Now it’s not as if I’m talking government secrets here. I’m just doing a typical backup of data across a pretty simple home network (and a wired one at that). If it was on the wireless portion of the network, I could perhaps consider that maybe the neighbor’s signal got in the way. But why it decided to start happening – and happening all the time – was driving me absolutely nuts.
To make matters worse, this was the backup that I run to make sure that all my goodies are, well, backed up. Now my original copy was fine. But this meant that I didn’t have a backup of the data, so if something were to happen to my primary PC, I’d be a bit out of luck, and as paranoid as I am, that just wouldn’t do. So I started scouring everything to try and figure out the problem.
Unfortunately, absolutely nothing seemed to help. As is typically the case, there were all sorts of seemingly helpful people out there, but none of them appeared to have the same problem, and perhaps most importantly, none of them made the problem go away, which is what I was really after.
Of course I rebooted, applied updates, checked caching, installed drivers, looked for device errors, you name it. There was nothing. Until one day I came upon an obscure reference to taking the network adapter out of auto-negotiate mode.
In other words, rather than letting the adapter determine the speed of the network, tell it what speed to use. As you can imagine, at this point I was out of ideas, and while I didn’t figure it had any bearing on the problem, it’s an easy enough fix.
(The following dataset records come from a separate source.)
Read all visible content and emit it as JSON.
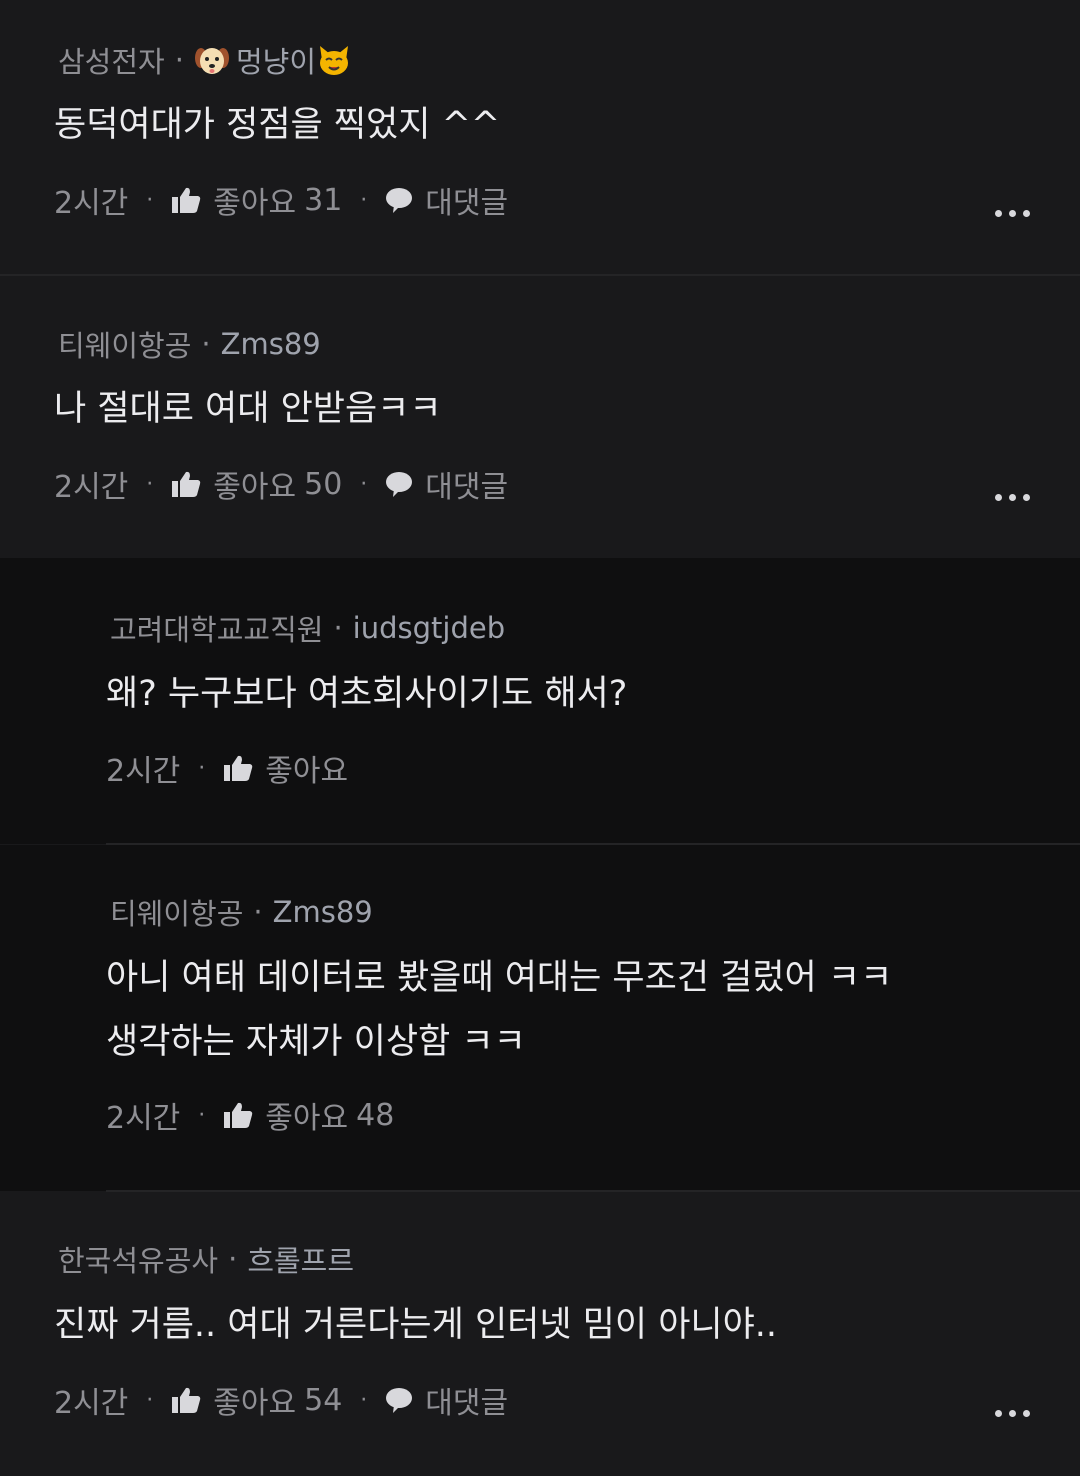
{
  "comments": [
    {
      "company": "삼성전자",
      "nick": "멍냥이",
      "text": "동덕여대가 정점을 찍었지 ^^",
      "time": "2시간",
      "like_label": "좋아요",
      "like_count": "31",
      "reply_label": "대댓글"
    },
    {
      "company": "티웨이항공",
      "nick": "Zms89",
      "text": "나 절대로 여대 안받음ㅋㅋ",
      "time": "2시간",
      "like_label": "좋아요",
      "like_count": "50",
      "reply_label": "대댓글"
    },
    {
      "company": "고려대학교교직원",
      "nick": "iudsgtjdeb",
      "text": "왜? 누구보다 여초회사이기도 해서?",
      "time": "2시간",
      "like_label": "좋아요",
      "like_count": ""
    },
    {
      "company": "티웨이항공",
      "nick": "Zms89",
      "text_line1": "아니 여태 데이터로 봤을때 여대는 무조건 걸렀어 ㅋㅋ",
      "text_line2": "생각하는 자체가 이상함 ㅋㅋ",
      "time": "2시간",
      "like_label": "좋아요",
      "like_count": "48"
    },
    {
      "company": "한국석유공사",
      "nick": "흐롤프르",
      "text": "진짜 거름.. 여대 거른다는게 인터넷 밈이 아니야..",
      "time": "2시간",
      "like_label": "좋아요",
      "like_count": "54",
      "reply_label": "대댓글"
    }
  ],
  "separator": "·",
  "icons": {
    "like": "thumbs-up-icon",
    "reply": "speech-bubble-icon",
    "more": "more-dots-icon"
  },
  "colors": {
    "background": "#19191b",
    "reply_background": "#0f0f10",
    "text": "#ececef",
    "meta": "#8f8f94"
  }
}
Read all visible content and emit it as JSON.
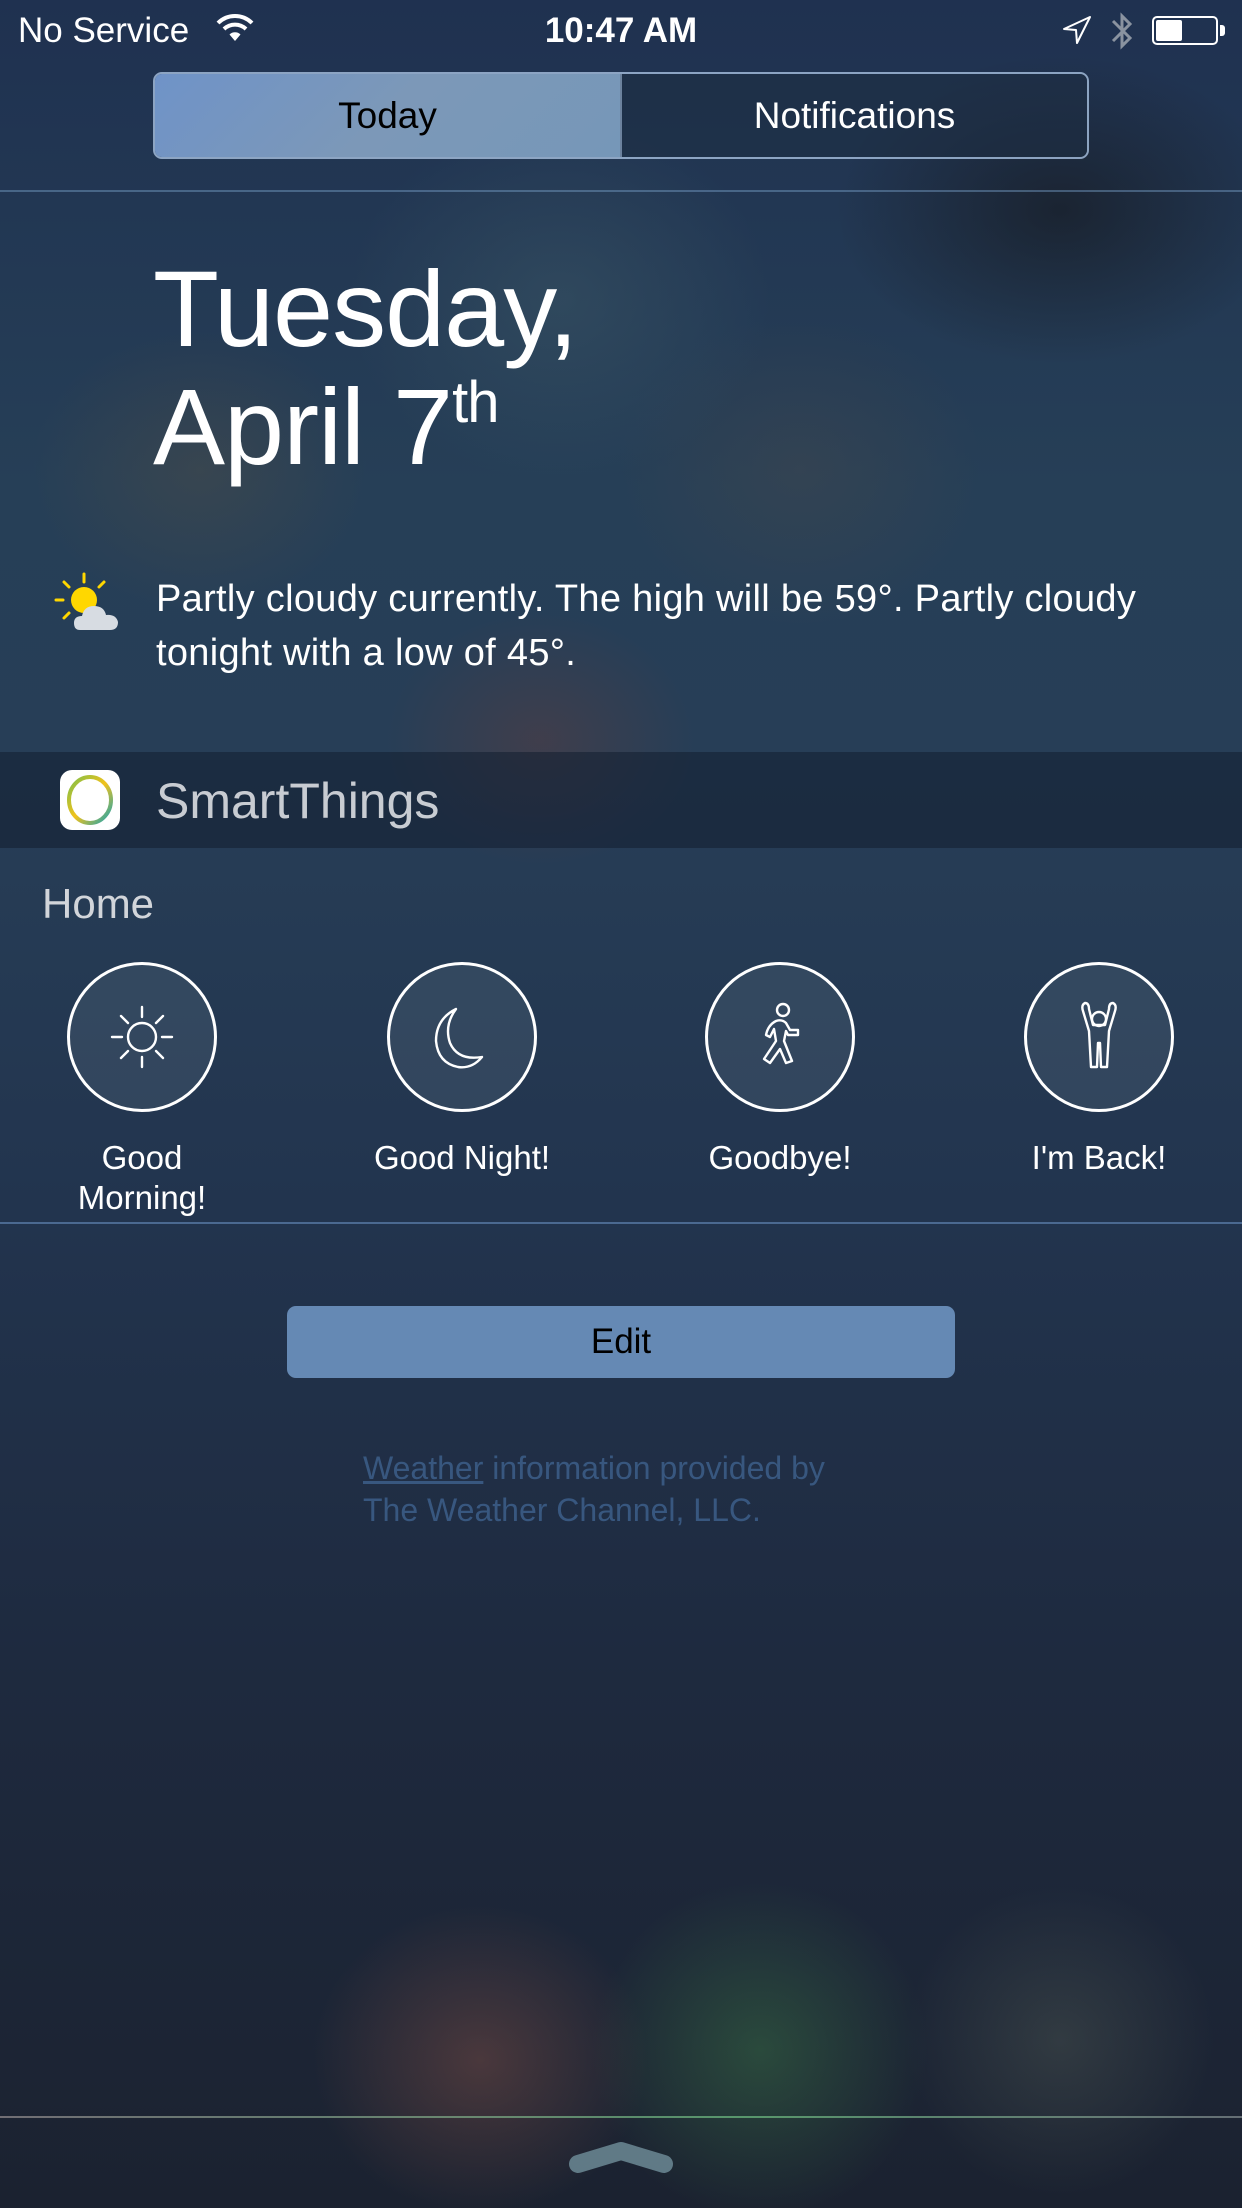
{
  "status_bar": {
    "carrier": "No Service",
    "time": "10:47 AM",
    "battery_level": 0.45,
    "icons": [
      "wifi-icon",
      "location-arrow-icon",
      "bluetooth-icon",
      "battery-icon"
    ]
  },
  "segmented_control": {
    "tabs": [
      {
        "label": "Today",
        "selected": true
      },
      {
        "label": "Notifications",
        "selected": false
      }
    ]
  },
  "date": {
    "weekday": "Tuesday,",
    "month_day": "April 7",
    "ordinal_suffix": "th"
  },
  "weather": {
    "icon": "partly-cloudy-icon",
    "summary": "Partly cloudy currently. The high will be 59°. Partly cloudy tonight with a low of 45°."
  },
  "widget": {
    "app_name": "SmartThings",
    "app_icon": "smartthings-logo-icon",
    "location_label": "Home",
    "routines": [
      {
        "label": "Good Morning!",
        "icon": "sun-icon"
      },
      {
        "label": "Good Night!",
        "icon": "moon-icon"
      },
      {
        "label": "Goodbye!",
        "icon": "walking-person-icon"
      },
      {
        "label": "I'm Back!",
        "icon": "person-arms-raised-icon"
      }
    ]
  },
  "edit_button": {
    "label": "Edit"
  },
  "attribution": {
    "link_text": "Weather",
    "text_line1": " information provided by",
    "text_line2": "The Weather Channel, LLC."
  },
  "colors": {
    "accent_segment": "#7697b8",
    "edit_button": "#6589b4",
    "attribution_text": "#38577f"
  }
}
I simply went into the properties (this process may vary a bit, depending on your adapter), changed auto-negotiate to 100Mbps and full duplex, and guess what? The problem completely disappeared. I haven’t seen it since.
So apparently something in the auto-negotiation code had a problem, and by setting it manually, it fixed itself. Absolutely unbelievable. I have no idea if this will help anyone else, but if it does, have at it. I have unfortunately misplaced the link to the person who helped me, but wherever you are, thank you. Thank you thank you thank you.